António de Oliveira Salazar
.
Decididamente, já não falta tudo em matéria de subsistências. E isto sem nos referir ao indigitado comissário e nosso ilustre amigo sr. Oliveira Bello – que esse falta ainda... nomeá-lo. A nossa referência põe simplesmente em foco um livro. Verdade seja, porém que é um bom livro e neste caso pôde talvez repetir-se com rara propriedade que nem só de pão vive o homem...
O livro em questão é a separata do Boletim da Faculdade de Direito de Coimbra que dessa revista acaba de ser destacado e que tem por autor o professor de economia política daquela Universidade, sr. dr. Oliveira Salazar. O assunto, como dissemos, é o problema das subsistências - ou antes, alguns aspectos desse problema, segundo o enunciado do autor.
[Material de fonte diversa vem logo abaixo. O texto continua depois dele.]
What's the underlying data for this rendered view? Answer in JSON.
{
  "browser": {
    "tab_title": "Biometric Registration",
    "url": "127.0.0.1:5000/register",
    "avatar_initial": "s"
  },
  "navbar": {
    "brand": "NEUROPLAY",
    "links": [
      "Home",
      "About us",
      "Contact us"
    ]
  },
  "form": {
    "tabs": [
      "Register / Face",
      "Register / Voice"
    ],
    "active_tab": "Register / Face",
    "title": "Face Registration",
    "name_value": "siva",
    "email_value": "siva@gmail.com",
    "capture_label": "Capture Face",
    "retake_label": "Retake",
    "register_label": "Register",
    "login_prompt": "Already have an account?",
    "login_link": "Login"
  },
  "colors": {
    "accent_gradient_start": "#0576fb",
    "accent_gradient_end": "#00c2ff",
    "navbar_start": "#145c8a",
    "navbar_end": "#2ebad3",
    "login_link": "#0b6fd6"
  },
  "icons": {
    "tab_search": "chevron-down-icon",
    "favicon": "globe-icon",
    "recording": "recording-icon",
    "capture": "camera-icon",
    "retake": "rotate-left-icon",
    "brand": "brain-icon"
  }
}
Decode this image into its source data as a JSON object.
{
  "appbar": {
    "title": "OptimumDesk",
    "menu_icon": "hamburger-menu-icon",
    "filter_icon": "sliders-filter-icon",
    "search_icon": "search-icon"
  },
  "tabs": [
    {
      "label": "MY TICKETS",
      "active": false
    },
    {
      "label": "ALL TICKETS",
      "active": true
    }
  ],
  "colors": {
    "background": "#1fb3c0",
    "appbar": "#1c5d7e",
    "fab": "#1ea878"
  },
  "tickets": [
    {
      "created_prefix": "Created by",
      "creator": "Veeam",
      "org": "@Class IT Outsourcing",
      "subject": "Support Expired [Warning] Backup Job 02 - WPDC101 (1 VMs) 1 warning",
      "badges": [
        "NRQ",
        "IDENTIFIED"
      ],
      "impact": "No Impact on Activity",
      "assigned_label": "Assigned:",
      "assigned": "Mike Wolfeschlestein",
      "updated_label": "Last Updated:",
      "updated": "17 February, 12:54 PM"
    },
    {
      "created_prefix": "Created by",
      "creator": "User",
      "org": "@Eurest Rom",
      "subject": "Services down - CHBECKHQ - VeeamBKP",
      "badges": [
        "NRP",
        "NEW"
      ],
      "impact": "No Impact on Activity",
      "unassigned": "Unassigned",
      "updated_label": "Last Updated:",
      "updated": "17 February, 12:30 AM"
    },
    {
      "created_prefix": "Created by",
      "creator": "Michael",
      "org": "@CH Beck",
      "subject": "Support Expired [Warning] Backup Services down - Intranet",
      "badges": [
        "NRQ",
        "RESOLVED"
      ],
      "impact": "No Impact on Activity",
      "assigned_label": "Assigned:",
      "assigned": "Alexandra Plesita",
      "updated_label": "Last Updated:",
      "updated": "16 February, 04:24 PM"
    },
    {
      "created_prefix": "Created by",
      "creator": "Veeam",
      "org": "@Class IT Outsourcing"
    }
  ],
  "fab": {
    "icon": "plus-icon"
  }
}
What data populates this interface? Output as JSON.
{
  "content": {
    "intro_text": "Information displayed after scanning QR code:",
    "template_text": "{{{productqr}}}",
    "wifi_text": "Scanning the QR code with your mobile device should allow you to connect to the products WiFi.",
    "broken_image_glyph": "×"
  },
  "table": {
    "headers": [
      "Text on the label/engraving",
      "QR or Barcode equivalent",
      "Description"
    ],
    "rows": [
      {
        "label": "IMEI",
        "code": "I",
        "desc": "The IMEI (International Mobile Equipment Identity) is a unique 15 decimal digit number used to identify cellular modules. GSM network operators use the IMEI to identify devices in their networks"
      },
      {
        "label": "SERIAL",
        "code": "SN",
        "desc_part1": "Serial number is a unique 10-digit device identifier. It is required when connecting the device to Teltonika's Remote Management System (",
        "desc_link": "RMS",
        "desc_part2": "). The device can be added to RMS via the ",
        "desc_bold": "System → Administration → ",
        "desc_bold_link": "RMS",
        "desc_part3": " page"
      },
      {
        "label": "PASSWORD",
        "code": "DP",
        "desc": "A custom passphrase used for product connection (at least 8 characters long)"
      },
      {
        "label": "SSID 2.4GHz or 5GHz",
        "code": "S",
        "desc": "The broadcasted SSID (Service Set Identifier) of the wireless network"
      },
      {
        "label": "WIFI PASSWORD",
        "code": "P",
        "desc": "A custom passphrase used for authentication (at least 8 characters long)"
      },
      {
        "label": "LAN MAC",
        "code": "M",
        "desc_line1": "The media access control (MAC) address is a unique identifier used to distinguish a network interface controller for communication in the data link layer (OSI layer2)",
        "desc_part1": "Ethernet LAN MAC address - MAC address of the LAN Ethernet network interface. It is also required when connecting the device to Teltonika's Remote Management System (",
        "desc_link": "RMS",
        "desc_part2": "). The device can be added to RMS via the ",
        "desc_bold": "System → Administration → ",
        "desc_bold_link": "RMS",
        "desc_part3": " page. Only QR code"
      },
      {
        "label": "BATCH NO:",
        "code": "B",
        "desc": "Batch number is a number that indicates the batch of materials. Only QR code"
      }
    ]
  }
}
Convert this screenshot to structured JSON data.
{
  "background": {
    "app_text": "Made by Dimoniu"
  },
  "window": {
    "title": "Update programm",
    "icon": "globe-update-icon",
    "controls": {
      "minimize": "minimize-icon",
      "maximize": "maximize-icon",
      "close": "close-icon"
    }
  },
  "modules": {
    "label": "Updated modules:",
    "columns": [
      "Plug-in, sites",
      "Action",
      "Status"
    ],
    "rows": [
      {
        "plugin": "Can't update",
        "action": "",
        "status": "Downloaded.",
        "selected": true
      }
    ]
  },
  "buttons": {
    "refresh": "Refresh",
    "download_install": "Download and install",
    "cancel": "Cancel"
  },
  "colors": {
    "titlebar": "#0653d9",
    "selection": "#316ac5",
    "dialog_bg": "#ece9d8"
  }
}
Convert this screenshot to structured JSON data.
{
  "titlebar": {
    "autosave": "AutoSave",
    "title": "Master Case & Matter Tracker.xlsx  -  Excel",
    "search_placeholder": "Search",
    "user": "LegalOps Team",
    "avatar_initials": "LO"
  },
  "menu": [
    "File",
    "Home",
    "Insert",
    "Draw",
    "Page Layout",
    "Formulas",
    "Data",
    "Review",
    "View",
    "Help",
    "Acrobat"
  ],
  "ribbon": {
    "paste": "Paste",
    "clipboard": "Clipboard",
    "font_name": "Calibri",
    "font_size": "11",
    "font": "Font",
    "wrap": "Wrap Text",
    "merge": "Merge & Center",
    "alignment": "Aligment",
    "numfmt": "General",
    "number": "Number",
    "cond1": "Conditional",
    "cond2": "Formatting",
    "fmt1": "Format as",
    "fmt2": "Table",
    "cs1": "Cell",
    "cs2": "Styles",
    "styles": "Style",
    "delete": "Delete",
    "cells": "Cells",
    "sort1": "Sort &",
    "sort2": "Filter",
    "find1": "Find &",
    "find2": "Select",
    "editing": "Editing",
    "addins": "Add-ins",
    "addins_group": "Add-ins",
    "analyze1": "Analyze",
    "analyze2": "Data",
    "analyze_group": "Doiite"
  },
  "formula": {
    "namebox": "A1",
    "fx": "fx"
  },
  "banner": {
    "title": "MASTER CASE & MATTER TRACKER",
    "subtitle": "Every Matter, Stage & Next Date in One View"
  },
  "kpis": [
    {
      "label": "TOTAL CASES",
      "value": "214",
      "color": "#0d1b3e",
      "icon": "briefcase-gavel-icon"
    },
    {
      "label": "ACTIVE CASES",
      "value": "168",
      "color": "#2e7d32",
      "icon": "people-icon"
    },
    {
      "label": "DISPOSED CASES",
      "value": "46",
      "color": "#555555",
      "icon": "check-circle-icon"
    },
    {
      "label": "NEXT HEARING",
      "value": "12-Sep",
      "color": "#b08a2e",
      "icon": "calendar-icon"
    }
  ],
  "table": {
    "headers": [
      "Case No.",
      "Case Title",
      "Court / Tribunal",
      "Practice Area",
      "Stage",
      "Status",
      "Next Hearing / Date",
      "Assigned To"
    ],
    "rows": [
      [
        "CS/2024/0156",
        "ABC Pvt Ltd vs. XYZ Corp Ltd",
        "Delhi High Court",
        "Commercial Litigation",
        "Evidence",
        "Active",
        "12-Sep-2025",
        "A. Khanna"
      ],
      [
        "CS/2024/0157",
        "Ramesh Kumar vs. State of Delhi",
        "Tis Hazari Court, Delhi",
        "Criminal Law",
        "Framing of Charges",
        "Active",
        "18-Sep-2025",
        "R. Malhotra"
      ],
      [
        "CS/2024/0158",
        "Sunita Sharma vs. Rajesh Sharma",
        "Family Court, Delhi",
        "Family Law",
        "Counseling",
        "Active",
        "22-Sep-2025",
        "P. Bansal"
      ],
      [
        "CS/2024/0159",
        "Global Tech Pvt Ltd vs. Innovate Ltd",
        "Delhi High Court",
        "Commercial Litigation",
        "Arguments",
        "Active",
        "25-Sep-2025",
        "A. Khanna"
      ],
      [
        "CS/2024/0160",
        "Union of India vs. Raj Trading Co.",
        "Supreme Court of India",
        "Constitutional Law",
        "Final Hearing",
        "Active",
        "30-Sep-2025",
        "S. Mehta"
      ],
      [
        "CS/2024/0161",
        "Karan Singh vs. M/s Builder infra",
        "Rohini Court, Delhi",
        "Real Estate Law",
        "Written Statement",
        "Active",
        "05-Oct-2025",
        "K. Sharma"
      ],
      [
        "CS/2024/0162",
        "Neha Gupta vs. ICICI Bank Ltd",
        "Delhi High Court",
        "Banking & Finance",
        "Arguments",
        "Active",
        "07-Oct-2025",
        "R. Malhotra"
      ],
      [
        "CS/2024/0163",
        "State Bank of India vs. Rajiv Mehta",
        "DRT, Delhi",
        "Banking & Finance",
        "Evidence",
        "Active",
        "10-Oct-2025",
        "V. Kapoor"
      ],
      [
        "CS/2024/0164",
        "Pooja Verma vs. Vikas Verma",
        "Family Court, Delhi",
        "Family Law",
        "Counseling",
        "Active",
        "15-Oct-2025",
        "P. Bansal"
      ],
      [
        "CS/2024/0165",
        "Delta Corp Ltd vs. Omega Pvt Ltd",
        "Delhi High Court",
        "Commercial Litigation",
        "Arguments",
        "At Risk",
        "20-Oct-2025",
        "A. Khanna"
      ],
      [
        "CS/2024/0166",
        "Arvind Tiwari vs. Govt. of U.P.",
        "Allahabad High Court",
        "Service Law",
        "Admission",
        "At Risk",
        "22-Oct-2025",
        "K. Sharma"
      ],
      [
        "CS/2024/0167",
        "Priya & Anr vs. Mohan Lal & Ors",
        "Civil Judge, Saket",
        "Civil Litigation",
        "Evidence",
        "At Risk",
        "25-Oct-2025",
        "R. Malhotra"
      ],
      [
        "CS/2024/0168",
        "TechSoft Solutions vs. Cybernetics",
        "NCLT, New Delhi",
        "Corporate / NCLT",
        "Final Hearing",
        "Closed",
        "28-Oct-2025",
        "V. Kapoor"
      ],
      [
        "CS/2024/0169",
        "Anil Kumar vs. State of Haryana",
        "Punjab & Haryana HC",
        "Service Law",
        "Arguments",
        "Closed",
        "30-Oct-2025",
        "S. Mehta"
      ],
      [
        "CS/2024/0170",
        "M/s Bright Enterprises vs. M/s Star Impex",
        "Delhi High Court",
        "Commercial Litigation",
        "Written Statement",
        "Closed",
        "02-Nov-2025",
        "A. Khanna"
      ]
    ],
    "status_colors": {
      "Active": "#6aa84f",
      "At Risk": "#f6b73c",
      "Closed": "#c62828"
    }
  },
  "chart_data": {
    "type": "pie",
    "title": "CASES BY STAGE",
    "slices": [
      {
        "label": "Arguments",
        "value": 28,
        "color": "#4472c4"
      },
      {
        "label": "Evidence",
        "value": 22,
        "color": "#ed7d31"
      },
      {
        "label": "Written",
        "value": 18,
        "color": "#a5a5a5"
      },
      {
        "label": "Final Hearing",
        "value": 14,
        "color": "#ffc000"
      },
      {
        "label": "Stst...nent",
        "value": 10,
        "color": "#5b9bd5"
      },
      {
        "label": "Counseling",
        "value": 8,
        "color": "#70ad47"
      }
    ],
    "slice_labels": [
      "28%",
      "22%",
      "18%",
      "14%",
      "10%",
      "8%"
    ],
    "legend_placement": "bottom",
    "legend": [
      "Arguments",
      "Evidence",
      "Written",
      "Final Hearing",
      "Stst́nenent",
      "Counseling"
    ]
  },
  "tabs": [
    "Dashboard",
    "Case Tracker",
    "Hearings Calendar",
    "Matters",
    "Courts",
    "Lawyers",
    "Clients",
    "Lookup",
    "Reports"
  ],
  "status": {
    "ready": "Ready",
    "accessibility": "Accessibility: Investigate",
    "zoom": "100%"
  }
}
Antes de mais, seja-nos permitido que felicitemos o professor Salazar pela sua inteligente iniciativa. Em um país cuja administração pouco mais é do que uma atrabiliária mistura de arbítrios e de acasos, urge que os homens de ciência, sob pena de ás suas responsabilidades no desastre colectivo, indiquem pelo menos aos homens de acção quais são as regras para aquém ou para além das quais um governo só pode encontrar a falência como solução que tem apenas como duvidosa a demora.
Mas vejamos o livro.
O professor Salazar começa por estabelecer as condições económicas criadas pela guerra e que vêem a ser as de as nações, em vez de se abastecerem pela troca internacional e se limitarem a produzir segundo as suas aptidões mais pronunciadas, procurarem pelo contrario formar estados económicos independentes, isto é, tanto quanto possível, bastar-se a si próprias.
Define depois o ilustre professor a crise das subsistências como um dos aspectos que tem revestido a crise económica geral, a qual se resolve entre nós na deficiência de algumas substâncias alimentícias e numa alta pavorosa de preços, mesmo quanto aos géneros cuja produção é suficiente para o consumo. Neste capítulo, tanto quanto permitem os dados estatísticos publicados, fixam-se alguns algarismos que ficarão sendo de interessante e elucidativa consulta.
O autor procura ainda, para acabar de caracterizar a crise presente, a qual é directamente provocada por defeitos na produção, distribuição e consumo dos géneros alimentícios, dizer quais são os vícios da organização social portuguesa que se opõem à sua regular solução, e que por isso devem considerar-se também causa da crise.
Assim fica posto, a bem dizer, o problema.
O sr. dr. Oliveira Salazar compendia depois as três ordens de soluções que comporta a crise das subsistências;
a) Mais rápida e equitativa distribuição dos produtos.
b) Aumento de produção nacional.
c) Restrições do consumo.
Em todos estes aspectos o sr. dr. Salazar constata a falência da política económica portuguesa.
Quanto à distribuição é indispensável com efeito, que os poderes públicos se substituam ao comércio, incapaz de, por si só, assegurar a sua regularidade em tempo de crise. Mas a falta de estatísticas, a falta de estabilidade governamental, a falte de pessoal habilitado, a falta de transportes, a arbitraria centralização dos serviços sem conhecimento do único agregado coesivo que, segundo o autor, é a freguesia - aí estão outras tantas causas da falência do Estado neste primeiro aspecto da questão.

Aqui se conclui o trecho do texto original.